Jairo Aristizábal tiraba la penúltima nasa de madera de maqui a poniente, a diez metros una balsa desarbolada, amontonaba en su espalda garrafas, ropa, cuerdas, lonas, bultos, aperos todos y propios de una tribulación alrededor de un sumidero; lentamente, ajena e inerte se le acerca a la barca. Grita -¡Auro, Auro, mira esto!-. El viejo iza la mirada llena de callos, sin gestos guía su bote hacia el de Jairo. Suena ronco el golpe primero, luego como si se conocieran, la barca de Auro y el flotante extraño se besan sin despegar sus labios. Se miran los pescadores de langosta. Silencio. Tiempo que parece espacio.

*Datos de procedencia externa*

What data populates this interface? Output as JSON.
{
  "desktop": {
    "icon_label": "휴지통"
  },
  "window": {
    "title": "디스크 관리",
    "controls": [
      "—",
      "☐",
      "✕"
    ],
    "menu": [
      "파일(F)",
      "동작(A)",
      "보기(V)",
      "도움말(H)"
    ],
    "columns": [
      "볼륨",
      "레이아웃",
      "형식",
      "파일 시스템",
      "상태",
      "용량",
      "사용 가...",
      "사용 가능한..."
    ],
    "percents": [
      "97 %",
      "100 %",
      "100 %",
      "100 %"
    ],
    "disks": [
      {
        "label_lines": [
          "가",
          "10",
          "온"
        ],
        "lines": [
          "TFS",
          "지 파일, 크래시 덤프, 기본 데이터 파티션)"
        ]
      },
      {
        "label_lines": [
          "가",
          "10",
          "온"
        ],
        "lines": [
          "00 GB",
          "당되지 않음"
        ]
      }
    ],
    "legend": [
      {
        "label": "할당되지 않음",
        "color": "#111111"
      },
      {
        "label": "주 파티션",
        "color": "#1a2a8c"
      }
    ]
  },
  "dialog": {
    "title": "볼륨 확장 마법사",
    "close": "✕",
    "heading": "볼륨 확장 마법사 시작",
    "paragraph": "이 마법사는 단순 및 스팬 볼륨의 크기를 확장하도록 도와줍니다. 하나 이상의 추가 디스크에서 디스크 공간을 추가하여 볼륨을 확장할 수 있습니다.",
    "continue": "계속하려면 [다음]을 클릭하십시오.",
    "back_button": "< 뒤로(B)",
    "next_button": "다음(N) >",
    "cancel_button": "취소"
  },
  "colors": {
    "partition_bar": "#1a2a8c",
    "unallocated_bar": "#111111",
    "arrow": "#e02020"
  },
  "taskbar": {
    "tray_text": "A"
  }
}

En el abordaje, el viejo como quien pisa un cementerio, mira, toca, con el respeto de un converso. Escombrera de una existencia. En el centro, una caseta de ramas, como de perro, bajareque sin barro impermeabilizado con plásticos. De rodillas, lento, acerca la cara a la boca del cubil. Pupilas dilatadas, gesto de yeso. Un cuerpo de hombre envuelto en plástico con la cabeza al fondo siguiendo el balanceo de las olas, sin tensión, abandonado por su dueño.
Después, al que creían un demacrado muerto, le salió un lamento.
A prisa, dando bandazos de borracho por el orujo de la mar salada, acarrean Auro y Jairo el osario con pellejo. Les parece que se le va a desmembrar el esqueleto al resucitado. Entre todos, acomodaron al inconsciente, náufrago por dos veces, en el camarote del capitán Pacífico York a bordo del “Lobo de mar”. Amaranto, el cocinero, hizo de Sor Socorro, desnudó y lavó con mimo hospitalario al maniquí; le vistió con su propia muda de los domingos, como se amortaja a un amigo. Finalmente le acunó en el catre espartano, y abriéndole los sajados labios le dio unos chupitos de caldo de gallina caliente. Entre puchero y cacerola giraba visita al yacente. –¡Ahorra para morirse, este inconsciente!-, murmuró.


Capitán Nemo.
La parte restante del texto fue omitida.